In other words, although Manchester has a higher total number of people aged 65+, it is Eastbourne which has a much higher percentage of people in that age group.
The advantage of using percentages over counts is greater still when comparing different levels of geography. Suppose, for example, you wished to draw a bar chart comparing the numbers of over 65s in Manchester local authority compared to the North West region, and also Eastbourne local authority compared to the South East region. Figure 1 shows the bar chart you would get using count data, whereas Figure 2 uses percentages.
From Figure 1 it is clear that there are many more over 65s in the North West and South East than in Manchester and Eastbourne, and that the South East has most of all. This is unsurprising, however, given that it is also the largest area in terms of total population. In addition the very small size of the bars for Manchester and Eastbourne makes it difficult to estimate a value for them at all.
Figure 2, however, provides a much more meaningful picture in terms of comparison. By using percentage figures it shows that Manchester has relatively fewer over 65s than the North West region, whilst Eastbourne has a markedly higher percentage than does the South East. It also shows that there is little difference between the North West and the South East in terms of their percentage of over 65s, demonstrating that most of the difference shown in Figure 1 is indeed caused by the different size of the regions.
Types of standardised data
There are a number of different types of standardised data on the Neighbourhood Statistics website, including:
- Percentages - eg dividing the number of over 65s by the total number of people in the area and multiplying by 100 will give the percentage of the population who are over 65.
- Rates - eg dividing the number of burglaries by the number of households in the area and multiplying by 1000 will give an offence rate per 1000 households.
- Averages - eg dividing the number of people in an area by the number of households will give the average number of people per household.
- Density - eg dividing the number of people in an area by the size of the area will give population density.
When to use standardised data: summary
Standardised data are useful:
- When comparing the relative characteristics of areas with differing population sizes.
- When comparing different values within a single area (eg percentage of people in each age band).
This is because it is often easier to interpret rates or percentages than long strings of digits. On the other hand, if it is important that you know the total numbers in any given group, you should use the raw count data.
Standardised data and thematic maps
One area where the use of standardised data is particularly important is in the production of thematic maps. This is because using count data can easily give a misleading impression. Consider the following two maps of local authorities in the North East region.
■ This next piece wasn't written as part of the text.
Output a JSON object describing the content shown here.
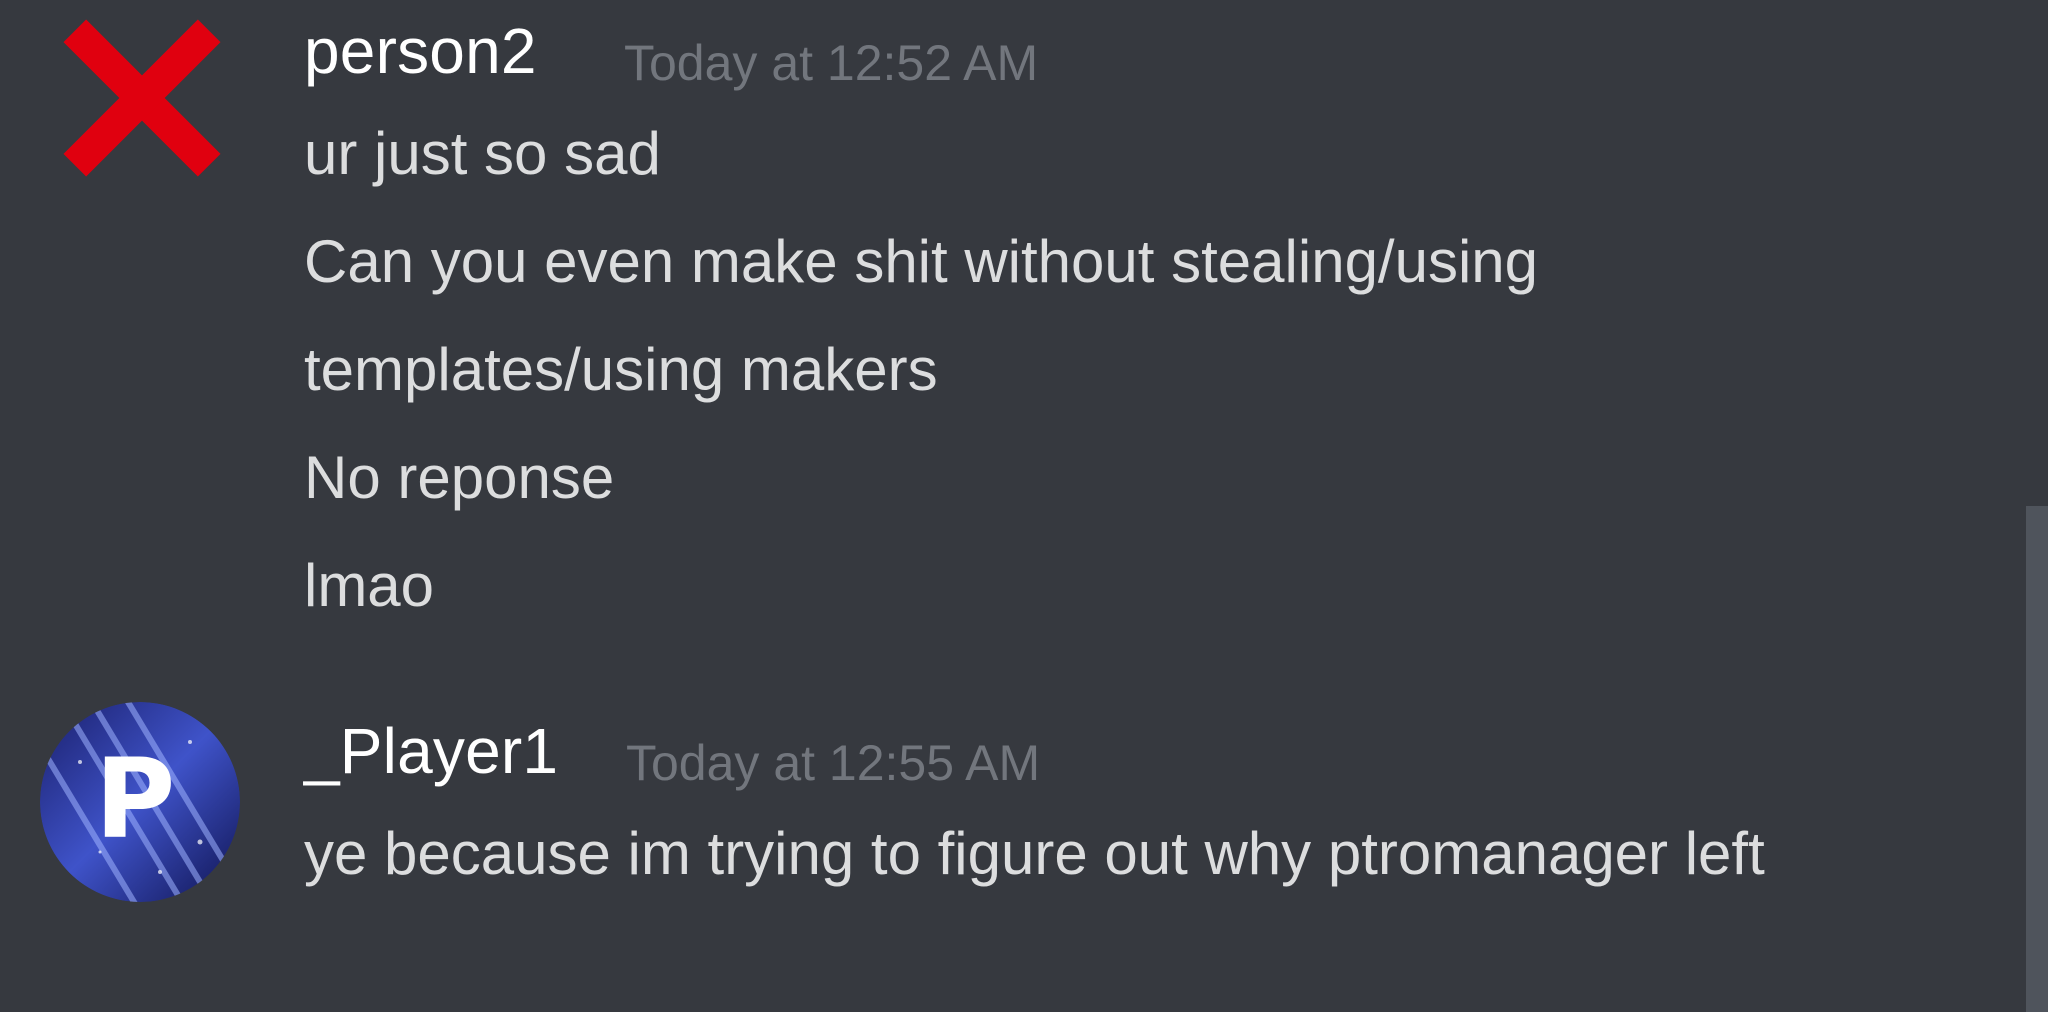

Both use the same dataset from the 2001 Census, but the first map shows the total number of 45-59 year olds in each area, and the second shows the percentage of people aged 45-59 in each area.
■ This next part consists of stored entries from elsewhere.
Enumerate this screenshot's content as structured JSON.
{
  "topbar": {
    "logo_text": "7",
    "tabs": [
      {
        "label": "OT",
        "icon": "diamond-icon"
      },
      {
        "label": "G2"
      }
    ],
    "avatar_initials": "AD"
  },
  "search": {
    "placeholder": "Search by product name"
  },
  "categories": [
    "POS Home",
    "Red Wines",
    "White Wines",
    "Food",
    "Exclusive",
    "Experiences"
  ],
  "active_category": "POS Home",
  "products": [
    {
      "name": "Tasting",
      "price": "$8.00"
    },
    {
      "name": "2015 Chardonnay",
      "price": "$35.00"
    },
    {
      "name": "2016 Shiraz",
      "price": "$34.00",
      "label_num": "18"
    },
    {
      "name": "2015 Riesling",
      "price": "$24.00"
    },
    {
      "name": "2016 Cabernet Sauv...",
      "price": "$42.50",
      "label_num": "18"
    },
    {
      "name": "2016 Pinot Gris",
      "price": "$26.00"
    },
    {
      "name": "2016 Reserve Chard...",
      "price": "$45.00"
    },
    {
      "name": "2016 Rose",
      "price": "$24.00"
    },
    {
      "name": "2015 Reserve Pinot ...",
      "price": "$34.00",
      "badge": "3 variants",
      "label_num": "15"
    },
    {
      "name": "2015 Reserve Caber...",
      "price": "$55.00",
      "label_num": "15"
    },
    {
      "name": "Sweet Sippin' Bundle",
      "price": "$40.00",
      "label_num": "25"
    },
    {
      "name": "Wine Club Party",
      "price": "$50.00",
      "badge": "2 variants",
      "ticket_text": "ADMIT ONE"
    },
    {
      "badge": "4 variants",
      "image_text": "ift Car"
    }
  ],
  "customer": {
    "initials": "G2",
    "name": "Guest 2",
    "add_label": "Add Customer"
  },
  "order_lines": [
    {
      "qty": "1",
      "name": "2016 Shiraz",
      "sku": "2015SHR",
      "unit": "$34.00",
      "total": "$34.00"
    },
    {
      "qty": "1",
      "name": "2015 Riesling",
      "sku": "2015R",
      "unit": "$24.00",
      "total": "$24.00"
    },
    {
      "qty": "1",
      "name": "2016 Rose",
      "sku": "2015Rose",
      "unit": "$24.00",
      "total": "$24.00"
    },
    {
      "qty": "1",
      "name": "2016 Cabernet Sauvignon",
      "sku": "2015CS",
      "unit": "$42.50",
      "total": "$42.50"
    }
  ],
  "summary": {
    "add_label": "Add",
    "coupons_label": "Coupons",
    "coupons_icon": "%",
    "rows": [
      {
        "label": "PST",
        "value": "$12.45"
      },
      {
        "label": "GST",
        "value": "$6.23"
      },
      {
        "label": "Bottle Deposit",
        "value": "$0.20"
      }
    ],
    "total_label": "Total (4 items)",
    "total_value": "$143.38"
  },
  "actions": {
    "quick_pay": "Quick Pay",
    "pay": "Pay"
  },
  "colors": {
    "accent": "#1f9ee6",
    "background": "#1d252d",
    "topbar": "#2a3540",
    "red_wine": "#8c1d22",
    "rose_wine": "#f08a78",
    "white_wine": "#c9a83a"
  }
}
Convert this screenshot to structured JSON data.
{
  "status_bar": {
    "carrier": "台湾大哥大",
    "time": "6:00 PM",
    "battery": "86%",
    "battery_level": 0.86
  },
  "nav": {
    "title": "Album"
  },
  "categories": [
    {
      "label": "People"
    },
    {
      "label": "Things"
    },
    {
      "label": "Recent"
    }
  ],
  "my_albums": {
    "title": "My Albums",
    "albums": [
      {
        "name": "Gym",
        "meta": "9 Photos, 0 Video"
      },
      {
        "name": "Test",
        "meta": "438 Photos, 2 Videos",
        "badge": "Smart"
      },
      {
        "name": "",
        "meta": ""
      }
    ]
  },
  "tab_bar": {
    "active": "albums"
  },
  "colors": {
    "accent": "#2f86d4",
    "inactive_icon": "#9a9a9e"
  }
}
Figure 3: Total number of people aged 45-59
Figure 4: Percentage of people aged 45-59
The same raw data, but a very different impression! The darker colours imply higher concentration, so casual users of the first map might be misled into thinking that people are more likely to be aged 45-59 in the industrialised eastern part of the region. The second map, however, reveals the reverse to be true. It is actually the rural western parts of the North East that have a higher share of people in this age group. It is only because these rural local authorities have a much smaller total population that their total number of people aged 45-59 is also much lower.
Depending on the geography or the dataset presented and type of map used, there may be occasions when it is more appropriate to present maps of count data. For inter-area comparisons standardised data are generally much more meaningful and it is good practice to use them.